We found, for financial hardship, hospitalization other than for childbirth and death of a close relative, increasing odds ratios associated with higher migraine activity. For all of them, the highest migraine frequency stratum (> once per week) was associated with the highest odds ratios. This is consistent to the findings from two other studies. Scher et al.  analyzed individuals with CDH and episodic headache, and found that the occurrence of major life events were associated with headache chronicity. However, in that study, when the analyses were restricted to those with migraine, there was a trend towards a positive association, but with borderline significance (OR 1.15; p = 0.059). We may speculate, from the results of their study and ours, that the occurrence of negative life events may increase migraine activity. Larsson et al.  analyzed predictors of frequent headache (≥ 1 episode per week) in 2,355 teenagers during a one-year follow-up. Those authors found that, in a model including the reduction of leisure time activities, levels of depressive symptoms and gender as independent variables, all of them were significant predictors of frequent headache at follow-up.
The effects of religious attendance on counteracting putative deleterious effects on health outcomes mediated by the occurrence of NLEs have been studied by others, with conflicting results. Bradshaw and Ellison  found religious attendance to attenuate the effects of objective and subjective financial hardship on psychological distress. On the other hand, Kidwai et al. , studying the effect of religious attendance on the association between NLEs and psychological distress, did not find significant influences. In our study, we did not find such effects either, considering any specific life event nor all together. Although this is still a poorly understood field, these conflicting findings may be due to variations in study settings. For example, social support may moderate the effects of religion. There are variations on how these religion-based net supports act across different communities, and consequently, their influences on individual health are heterogeneous . It is important to emphasize that it was beyond the scope of our study to investigate other social and leisure activities related to stress management. We do not draw conclusions from the present work for about the effects of stress management techniques as coping strategies for the occurrence of NLEs nor their relationship with migraine.

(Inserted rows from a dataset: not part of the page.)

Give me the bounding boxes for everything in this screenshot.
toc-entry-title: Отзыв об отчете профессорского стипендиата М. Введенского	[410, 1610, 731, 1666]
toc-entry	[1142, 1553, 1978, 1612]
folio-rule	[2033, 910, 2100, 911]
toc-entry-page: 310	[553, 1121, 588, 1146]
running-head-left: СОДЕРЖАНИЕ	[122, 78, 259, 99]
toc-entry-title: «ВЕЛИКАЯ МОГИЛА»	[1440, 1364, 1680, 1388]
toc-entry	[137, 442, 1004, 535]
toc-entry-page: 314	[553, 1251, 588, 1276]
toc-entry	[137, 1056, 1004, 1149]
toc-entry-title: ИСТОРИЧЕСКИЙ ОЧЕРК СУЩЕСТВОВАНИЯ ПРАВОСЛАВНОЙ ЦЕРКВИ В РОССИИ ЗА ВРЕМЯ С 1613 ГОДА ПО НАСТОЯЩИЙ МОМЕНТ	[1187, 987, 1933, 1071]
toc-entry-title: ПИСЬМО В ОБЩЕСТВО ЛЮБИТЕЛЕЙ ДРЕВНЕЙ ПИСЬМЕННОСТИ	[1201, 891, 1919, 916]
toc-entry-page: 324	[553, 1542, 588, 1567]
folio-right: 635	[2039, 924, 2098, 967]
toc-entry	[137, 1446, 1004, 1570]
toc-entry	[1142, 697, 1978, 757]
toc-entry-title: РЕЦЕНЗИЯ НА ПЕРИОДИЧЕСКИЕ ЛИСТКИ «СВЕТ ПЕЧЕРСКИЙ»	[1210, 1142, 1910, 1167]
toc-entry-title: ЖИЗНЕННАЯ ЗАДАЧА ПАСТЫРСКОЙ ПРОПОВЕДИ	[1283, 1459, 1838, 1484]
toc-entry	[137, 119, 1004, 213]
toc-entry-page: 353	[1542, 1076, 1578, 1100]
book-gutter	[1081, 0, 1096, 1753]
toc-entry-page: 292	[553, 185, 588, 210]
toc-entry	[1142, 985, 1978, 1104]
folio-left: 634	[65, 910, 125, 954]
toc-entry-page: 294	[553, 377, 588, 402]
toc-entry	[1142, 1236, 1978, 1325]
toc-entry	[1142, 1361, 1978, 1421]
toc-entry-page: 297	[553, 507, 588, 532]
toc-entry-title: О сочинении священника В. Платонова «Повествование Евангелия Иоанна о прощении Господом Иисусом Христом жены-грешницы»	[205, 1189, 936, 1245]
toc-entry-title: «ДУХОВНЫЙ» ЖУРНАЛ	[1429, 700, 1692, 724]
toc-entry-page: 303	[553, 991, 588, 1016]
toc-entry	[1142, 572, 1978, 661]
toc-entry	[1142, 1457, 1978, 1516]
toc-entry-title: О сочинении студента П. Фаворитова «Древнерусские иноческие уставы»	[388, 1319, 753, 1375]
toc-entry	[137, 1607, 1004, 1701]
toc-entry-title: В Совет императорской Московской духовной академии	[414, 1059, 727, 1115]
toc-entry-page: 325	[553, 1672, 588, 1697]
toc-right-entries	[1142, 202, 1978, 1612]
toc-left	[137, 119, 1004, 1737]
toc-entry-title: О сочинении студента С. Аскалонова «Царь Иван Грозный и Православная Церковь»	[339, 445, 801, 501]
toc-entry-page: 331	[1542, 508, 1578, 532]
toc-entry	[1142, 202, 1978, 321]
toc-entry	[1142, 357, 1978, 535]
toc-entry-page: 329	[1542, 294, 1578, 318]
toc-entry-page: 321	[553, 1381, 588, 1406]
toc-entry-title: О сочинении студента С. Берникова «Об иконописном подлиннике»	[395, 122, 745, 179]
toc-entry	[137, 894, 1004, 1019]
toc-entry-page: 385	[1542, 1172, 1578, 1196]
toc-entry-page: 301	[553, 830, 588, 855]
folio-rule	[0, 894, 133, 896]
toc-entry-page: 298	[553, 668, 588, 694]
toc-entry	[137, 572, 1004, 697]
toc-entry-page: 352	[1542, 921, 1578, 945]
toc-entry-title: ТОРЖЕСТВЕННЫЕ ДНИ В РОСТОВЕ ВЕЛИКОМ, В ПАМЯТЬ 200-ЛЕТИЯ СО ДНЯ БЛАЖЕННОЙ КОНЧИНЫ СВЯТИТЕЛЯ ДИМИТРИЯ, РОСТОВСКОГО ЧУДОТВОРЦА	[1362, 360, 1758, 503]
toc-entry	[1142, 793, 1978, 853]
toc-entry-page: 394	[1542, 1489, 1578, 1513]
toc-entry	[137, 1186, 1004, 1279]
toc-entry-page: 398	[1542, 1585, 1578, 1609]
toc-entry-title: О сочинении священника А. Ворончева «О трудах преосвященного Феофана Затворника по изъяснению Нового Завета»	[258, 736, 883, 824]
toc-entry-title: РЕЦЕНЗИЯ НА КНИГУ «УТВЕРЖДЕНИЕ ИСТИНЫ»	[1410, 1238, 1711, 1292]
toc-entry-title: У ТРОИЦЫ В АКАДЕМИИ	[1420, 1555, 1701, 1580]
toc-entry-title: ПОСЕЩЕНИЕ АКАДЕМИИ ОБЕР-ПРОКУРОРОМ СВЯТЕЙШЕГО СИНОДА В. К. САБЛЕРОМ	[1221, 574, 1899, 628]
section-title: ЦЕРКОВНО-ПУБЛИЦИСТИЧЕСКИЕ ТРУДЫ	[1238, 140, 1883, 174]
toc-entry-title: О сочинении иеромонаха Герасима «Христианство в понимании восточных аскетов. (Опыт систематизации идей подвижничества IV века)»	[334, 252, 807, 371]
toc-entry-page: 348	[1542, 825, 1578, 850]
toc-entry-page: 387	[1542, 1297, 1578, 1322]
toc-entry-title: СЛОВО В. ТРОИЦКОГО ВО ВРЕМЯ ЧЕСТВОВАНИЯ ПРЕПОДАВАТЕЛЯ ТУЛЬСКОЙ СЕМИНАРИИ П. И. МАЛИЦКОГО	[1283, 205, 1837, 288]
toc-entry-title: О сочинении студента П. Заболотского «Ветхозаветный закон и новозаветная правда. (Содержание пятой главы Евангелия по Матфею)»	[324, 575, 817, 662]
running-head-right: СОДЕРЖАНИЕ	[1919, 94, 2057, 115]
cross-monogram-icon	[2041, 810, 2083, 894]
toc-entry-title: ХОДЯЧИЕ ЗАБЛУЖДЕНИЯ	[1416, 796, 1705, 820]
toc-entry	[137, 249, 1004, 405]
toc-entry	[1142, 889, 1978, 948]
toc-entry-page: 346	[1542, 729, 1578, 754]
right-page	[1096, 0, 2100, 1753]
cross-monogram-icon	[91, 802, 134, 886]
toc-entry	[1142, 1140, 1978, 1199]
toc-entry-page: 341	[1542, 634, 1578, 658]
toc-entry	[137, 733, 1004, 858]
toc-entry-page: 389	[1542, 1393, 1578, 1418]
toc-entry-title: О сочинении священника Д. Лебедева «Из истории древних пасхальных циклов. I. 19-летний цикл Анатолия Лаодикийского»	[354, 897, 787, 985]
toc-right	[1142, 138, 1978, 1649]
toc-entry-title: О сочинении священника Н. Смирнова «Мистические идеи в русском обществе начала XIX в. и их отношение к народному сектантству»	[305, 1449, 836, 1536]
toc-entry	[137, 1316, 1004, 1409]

This study has some limitations. Because we are analyzing cross-sectional data (as we only have baseline ELSA data at the present moment), it is not possible to infer causality. However, we could adequately study the association between migraine and NLEs, and given the cohort characteristics, the finding of a positive association between migraine and financial hardship is a strong argument toward a stress-related increase in the number of migraine attacks. The questionnaires required individuals to characterize headache episodes and NLEs in the 12 months before the interview, which could have led to recall bias. Our migraine frequency question do not allow to analyze, in separate, those individuals with chronic migraine, (defined by the IHS criteria as more than 15 days/month). As stated earlier, more subtle, transient increases in migraine activity caused by experiencing robbery, death of a relative or the end of a love relationship could remain unidentified by the approach in this study.